GrantSmith Indiana 🥷

I've got two datasets 6.3M and 14.7M records. It's simple order and customer information tied together by a LONG (Numeric data type) ID field. Between the two data sets there's a total of only 64 columns so they're not huge but for whatever reason I can't get the data fusion to work. Occasionally I'll get the preview to work but sometimes it will fail and state I can still save my data fusion. I've reviewed the knowledge base ( and I'm following all of the guidelines.


I've tried both inner and left joins and also swapping the input order of the datasets but nothing seems to work.


Has anyone else run into an issue with a Data Fusion not runninng after saving?


Best Answer

  • GrantSmith
    GrantSmith Indiana 🥷
    Answer ✓

    Thanks @jaeW_at_Onyx 


    I was aware of the 60 second limit, it was just odd to me that I've had wider and deeper tables in fusions return instantaneously. These together only had 69 columns so they weren't wide by any means. It's a one to many relationship so I didn't need to worry about a cartesian product.


    For whatever reason I was able to just delete and recreate the fusion (after mutliple attempts prior) and it was able to run successfully.


  • jaeW_at_Onyx
    jaeW_at_Onyx Budapest / Portland, OR 🟤

    @GrantSmith ,

    Just do the JOIN on a small handful of columns, start with 2 columns from the LEFT and the RIGHT side.

    Keep in mind SELECT * across two deep tables can be ugly ... especially if you have wide tables.


    Validate that you get the expected number of rows (14.7M) in the output.  


    It's wild to me to have 14M transactions across 6.3M customers ...


    BUT, that said, once you've confirmed that your JOIN isn't producing a cartesian product (that you have multiple customerIDs with the same value) and your OUTPUT returns the correct number of results, you can ask the support team to "optimize your query".  


    They can do 'back end magic' to make sure your Fusion returns a result.


    THE ROOT CAUSE of the problem is that Fusions must return a result within 60 seconds or Domo will force quit the query.  

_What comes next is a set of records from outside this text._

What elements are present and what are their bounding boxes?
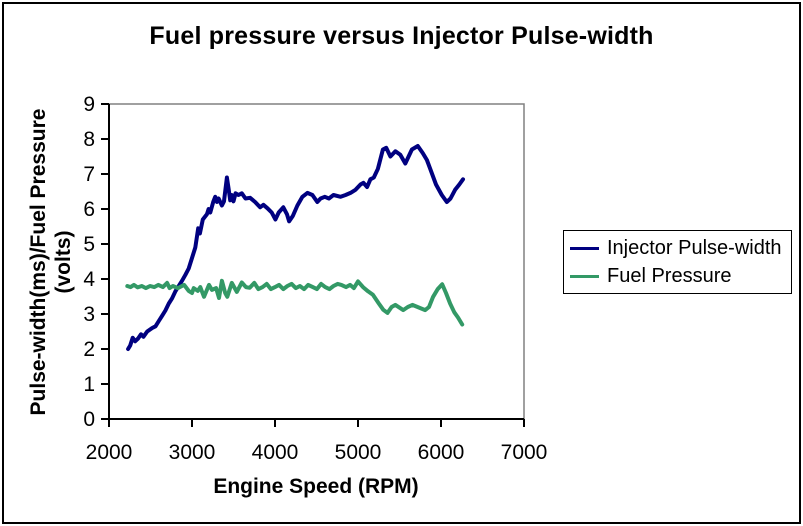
y-tick-label: 5 <box>83 233 95 256</box>
legend-item-fuel-pressure: Fuel Pressure <box>570 265 791 288</box>
series-line-1 <box>125 278 465 327</box>
y-tick-label: 2 <box>83 338 95 361</box>
y-axis-title: Pulse-width(ms)/Fuel Pressure (volts) <box>27 108 76 416</box>
legend-item-injector-pulse-width: Injector Pulse-width <box>570 237 791 260</box>
y-tick-label: 4 <box>83 268 95 291</box>
y-tick-label: 1 <box>83 373 95 396</box>
legend: Injector Pulse-width Fuel Pressure <box>563 230 792 294</box>
legend-label-fuel: Fuel Pressure <box>607 264 732 287</box>
y-tick-label: 3 <box>83 303 95 326</box>
y-tick-label: 9 <box>83 93 95 116</box>
plot-frame <box>108 103 525 420</box>
y-tick-label: 6 <box>83 198 95 221</box>
y-tick-label: 7 <box>83 163 95 186</box>
x-tick-label: 5000 <box>335 441 382 464</box>
chart-title: Fuel pressure versus Injector Pulse-widt… <box>149 22 654 50</box>
x-tick-label: 7000 <box>501 441 548 464</box>
legend-line-sample-injector <box>570 246 599 250</box>
x-tick-label: 3000 <box>169 441 216 464</box>
x-tick-label: 2000 <box>86 441 133 464</box>
x-axis-title: Engine Speed (RPM) <box>213 475 419 498</box>
y-tick-label: 8 <box>83 128 95 151</box>
x-tick-label: 6000 <box>418 441 465 464</box>
legend-label-injector: Injector Pulse-width <box>607 236 782 259</box>
y-tick-label: 0 <box>83 408 95 431</box>
series-line-0 <box>126 144 465 351</box>
legend-line-sample-fuel <box>570 274 599 278</box>
x-tick-label: 4000 <box>252 441 299 464</box>
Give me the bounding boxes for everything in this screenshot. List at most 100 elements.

    If I were you, I'd build a Fusion on a subset of the customer dimension, then build out your visualizations /  dashboards.  This will give the DBAs a little more to work with as they're optimizing your fusion.  They'll be able to understand 'what's important' and make more meaningful projections than just on your JOIN column.


    Keep in mind that Optimizations can break if your schema changes (i.e. column names change).  You can add new columns (they just won't be optimized).


    hope that helps.

  • jaeW_at_Onyx
    jaeW_at_Onyx Budapest / Portland, OR 🟤

    Part of the issue can be related to caching.


    When you query a dataset in adrenaline, Domo starts caching some of the results.  In my mind, i think of it as analagous to the Statistic tables you build in a SQL database or the cache you have in MS SSAS MultiDimensional.


    So, the more questions you ask the faster Domo gets at returning an answer.

    When you update a dataset in Domo, Adrenaline clears the cache so all the stats etc go away and have to slowly build up as you query it.


    That's partially why (as I understand it) you might tinker with a fusion a few times, and after the 3rd try, you finally get a response.


    Have support / engineering take a look.

  • mine isn't running either. I swear it worked a few days ago.